The company first ventured into skin care with the launch of Abby’s Choice in June 2020. In the same year, it acquired premium French skin care brand Galénic and Chinese skin care brand DR.WU.

Then in March this year, it announced the acquisition of UK prestige skin care brand Eve Lom from Manzanita Capital.

During the Singles’ Day mega-shopping event this year, Eve Lom and DR.WU performed remarkably on Tmall, with sales recording growth by 100% and 1,400% respectively.

Additionally, Galénic saw one of its products become the top-selling imported facial serum during the period.

“The overall gross sales from our skin care brands grew by around 477% compared to the prior year’s Singles’ Day period, underscoring the strength of our skin care business this year,”​ said Huang.

Getting serious about skin care

Recently, the company purchased another domestic company that owns EANTIM, a small skin care player in the microbiome beauty space.

Additionally, it also invested in Ming Med Biotech, which develops pharmaceutical products.

“With this investment, we intended to stand at the forefront of developing cutting-edge biomedical technology for future potential applications in the field of beauty,” ​said Huang.

Furthermore, Yatsen has also welcomed Ruijin Hospital of Shanghai Jiaotong University School of Medicine and Sun Yat-sen University to collaborate on skin care research.

The dermatological department of Ruijin Hospital is a national-grade clinic with speciality in refractory skin diseases and Yatsen said they would jointly establish a lab focusing on skin care R&D.

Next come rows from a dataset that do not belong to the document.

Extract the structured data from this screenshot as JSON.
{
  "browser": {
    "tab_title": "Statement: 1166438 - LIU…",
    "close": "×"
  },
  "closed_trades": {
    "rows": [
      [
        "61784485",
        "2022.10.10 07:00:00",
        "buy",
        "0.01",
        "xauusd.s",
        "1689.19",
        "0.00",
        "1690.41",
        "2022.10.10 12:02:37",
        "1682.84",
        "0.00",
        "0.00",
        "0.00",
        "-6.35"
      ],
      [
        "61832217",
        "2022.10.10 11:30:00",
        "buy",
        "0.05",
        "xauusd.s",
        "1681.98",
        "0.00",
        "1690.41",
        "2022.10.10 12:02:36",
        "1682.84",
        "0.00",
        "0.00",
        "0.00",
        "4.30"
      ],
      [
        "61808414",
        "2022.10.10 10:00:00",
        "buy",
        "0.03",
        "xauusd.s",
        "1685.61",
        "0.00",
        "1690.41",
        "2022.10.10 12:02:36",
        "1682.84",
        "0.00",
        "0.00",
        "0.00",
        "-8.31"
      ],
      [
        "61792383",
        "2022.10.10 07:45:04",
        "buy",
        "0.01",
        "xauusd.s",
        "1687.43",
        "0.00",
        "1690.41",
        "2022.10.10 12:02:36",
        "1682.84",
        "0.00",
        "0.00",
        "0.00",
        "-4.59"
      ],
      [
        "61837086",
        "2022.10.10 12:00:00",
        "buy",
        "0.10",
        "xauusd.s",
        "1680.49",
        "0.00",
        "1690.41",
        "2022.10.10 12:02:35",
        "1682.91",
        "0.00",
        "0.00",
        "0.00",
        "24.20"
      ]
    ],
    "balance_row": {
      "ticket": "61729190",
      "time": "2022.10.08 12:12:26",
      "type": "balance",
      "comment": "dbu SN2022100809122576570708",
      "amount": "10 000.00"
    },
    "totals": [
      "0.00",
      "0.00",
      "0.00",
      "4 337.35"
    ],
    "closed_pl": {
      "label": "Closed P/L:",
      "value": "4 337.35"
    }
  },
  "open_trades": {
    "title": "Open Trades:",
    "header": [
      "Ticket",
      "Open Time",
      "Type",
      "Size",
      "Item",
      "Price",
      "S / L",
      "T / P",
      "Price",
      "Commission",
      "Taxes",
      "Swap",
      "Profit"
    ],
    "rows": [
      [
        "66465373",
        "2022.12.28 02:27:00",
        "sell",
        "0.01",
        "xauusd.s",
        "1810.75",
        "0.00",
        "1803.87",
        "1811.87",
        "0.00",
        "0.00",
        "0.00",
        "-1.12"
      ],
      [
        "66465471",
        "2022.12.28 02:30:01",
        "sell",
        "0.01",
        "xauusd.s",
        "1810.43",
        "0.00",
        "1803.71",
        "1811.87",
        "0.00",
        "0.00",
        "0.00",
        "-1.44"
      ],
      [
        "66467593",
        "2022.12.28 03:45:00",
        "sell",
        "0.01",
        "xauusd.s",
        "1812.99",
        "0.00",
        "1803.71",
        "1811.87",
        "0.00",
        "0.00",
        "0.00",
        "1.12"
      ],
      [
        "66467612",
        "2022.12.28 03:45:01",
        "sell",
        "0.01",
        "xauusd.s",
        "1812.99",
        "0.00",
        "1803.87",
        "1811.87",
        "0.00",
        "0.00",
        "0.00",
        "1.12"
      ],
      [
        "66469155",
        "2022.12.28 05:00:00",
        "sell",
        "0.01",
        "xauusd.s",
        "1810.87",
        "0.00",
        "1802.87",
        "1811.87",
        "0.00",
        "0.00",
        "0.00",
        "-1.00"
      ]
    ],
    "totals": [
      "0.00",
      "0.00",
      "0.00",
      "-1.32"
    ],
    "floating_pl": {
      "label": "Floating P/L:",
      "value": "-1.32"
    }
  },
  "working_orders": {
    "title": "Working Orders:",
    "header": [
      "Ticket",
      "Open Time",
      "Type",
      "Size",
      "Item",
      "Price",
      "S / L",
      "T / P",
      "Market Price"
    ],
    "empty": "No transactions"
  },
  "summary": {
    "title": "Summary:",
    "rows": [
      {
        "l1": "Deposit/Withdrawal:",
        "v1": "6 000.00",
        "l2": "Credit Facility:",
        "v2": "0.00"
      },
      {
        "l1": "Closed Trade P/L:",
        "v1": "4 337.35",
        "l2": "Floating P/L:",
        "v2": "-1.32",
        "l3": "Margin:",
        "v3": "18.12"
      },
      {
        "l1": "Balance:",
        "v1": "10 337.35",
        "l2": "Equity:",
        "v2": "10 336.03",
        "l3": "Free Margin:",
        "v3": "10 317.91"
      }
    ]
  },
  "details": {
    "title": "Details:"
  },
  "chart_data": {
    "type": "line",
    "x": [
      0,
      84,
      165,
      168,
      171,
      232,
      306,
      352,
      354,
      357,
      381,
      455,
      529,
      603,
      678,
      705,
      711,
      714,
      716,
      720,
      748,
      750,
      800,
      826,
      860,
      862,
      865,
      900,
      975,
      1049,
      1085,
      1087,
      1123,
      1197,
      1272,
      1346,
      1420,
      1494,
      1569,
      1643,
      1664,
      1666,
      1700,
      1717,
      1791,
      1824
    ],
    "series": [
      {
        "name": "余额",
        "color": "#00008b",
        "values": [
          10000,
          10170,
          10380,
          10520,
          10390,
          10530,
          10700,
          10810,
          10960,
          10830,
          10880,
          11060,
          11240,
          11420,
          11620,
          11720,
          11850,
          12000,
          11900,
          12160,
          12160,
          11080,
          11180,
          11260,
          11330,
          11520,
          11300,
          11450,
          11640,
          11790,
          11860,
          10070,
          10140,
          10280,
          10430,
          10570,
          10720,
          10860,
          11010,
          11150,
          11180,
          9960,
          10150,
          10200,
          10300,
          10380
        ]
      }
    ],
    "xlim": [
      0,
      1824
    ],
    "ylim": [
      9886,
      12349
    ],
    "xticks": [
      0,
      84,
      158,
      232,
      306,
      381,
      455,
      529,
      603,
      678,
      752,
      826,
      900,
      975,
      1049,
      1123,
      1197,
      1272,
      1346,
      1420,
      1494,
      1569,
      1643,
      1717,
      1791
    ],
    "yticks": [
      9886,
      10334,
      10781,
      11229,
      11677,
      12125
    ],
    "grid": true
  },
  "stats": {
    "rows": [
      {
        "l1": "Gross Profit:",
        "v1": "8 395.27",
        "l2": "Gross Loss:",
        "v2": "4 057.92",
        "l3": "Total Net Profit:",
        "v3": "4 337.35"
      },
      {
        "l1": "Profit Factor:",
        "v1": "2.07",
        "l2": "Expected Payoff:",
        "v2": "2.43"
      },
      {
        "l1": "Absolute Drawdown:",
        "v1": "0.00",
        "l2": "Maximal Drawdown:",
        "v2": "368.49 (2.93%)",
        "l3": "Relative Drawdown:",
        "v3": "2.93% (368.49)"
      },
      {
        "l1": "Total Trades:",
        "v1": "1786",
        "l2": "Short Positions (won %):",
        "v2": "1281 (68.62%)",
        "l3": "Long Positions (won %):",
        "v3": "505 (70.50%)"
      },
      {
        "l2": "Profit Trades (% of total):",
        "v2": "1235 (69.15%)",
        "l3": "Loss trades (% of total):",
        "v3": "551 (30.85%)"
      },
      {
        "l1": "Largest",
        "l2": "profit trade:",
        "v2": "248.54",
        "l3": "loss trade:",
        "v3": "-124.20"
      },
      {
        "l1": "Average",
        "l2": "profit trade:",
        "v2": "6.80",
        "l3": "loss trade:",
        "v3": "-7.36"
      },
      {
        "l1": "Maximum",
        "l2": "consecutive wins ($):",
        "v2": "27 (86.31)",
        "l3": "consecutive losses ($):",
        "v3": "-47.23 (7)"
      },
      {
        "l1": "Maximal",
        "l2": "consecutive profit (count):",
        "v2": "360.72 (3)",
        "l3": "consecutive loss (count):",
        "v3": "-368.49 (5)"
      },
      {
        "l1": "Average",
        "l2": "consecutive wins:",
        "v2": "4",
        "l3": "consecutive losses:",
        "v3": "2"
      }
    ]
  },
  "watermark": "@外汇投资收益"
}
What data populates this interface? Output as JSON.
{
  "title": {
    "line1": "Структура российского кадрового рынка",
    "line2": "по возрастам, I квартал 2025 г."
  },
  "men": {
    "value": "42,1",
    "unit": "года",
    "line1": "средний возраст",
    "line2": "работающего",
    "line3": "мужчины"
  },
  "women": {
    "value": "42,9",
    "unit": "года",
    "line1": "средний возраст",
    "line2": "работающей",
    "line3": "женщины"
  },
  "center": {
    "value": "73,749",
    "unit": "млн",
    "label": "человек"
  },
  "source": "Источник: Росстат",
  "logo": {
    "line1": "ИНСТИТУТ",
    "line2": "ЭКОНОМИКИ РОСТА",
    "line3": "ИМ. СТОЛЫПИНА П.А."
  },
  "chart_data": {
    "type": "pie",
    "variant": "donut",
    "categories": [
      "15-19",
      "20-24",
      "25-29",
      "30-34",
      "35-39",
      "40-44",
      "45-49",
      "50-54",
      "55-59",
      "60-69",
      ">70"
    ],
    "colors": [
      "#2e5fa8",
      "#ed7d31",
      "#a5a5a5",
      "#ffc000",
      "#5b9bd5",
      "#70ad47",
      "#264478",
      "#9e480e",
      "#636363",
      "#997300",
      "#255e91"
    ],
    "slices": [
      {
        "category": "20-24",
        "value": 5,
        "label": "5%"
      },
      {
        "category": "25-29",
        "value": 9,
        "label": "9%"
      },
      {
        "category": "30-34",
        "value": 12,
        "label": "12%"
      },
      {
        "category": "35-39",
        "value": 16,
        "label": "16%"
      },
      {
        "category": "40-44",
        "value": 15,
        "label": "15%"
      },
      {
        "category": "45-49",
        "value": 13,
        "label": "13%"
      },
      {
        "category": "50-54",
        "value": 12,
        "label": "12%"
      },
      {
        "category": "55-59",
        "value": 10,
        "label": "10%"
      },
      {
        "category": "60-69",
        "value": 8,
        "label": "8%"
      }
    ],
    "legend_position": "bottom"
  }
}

Yat-Sen University has agreed to a three-year collaboration covering five areas of research including the development of new ingredients to address specific skin issues.

“Our collaborations with these two preeminent academic research institutions will significantly bolster our open lab R&D capabilities,”​ said Huang.

According to the company, it has increased its R&D expenses to 2.7% of its third-quarter net revenue from 1.1% last year.

For its third-quarter earnings, the company recorded that total net revenue increased by 6.0% to RMB1.34bn (U$208.4m).

Its gross profit increased by 9.6% to RMB911.8m (U$141.5m) while gross sales increased by 8.3% to RMB1.56bn U$241.9m.

The firm’s operating losses amounted to RMB369.3m (U$57.3m), a decrease of 42.7% from the previous year.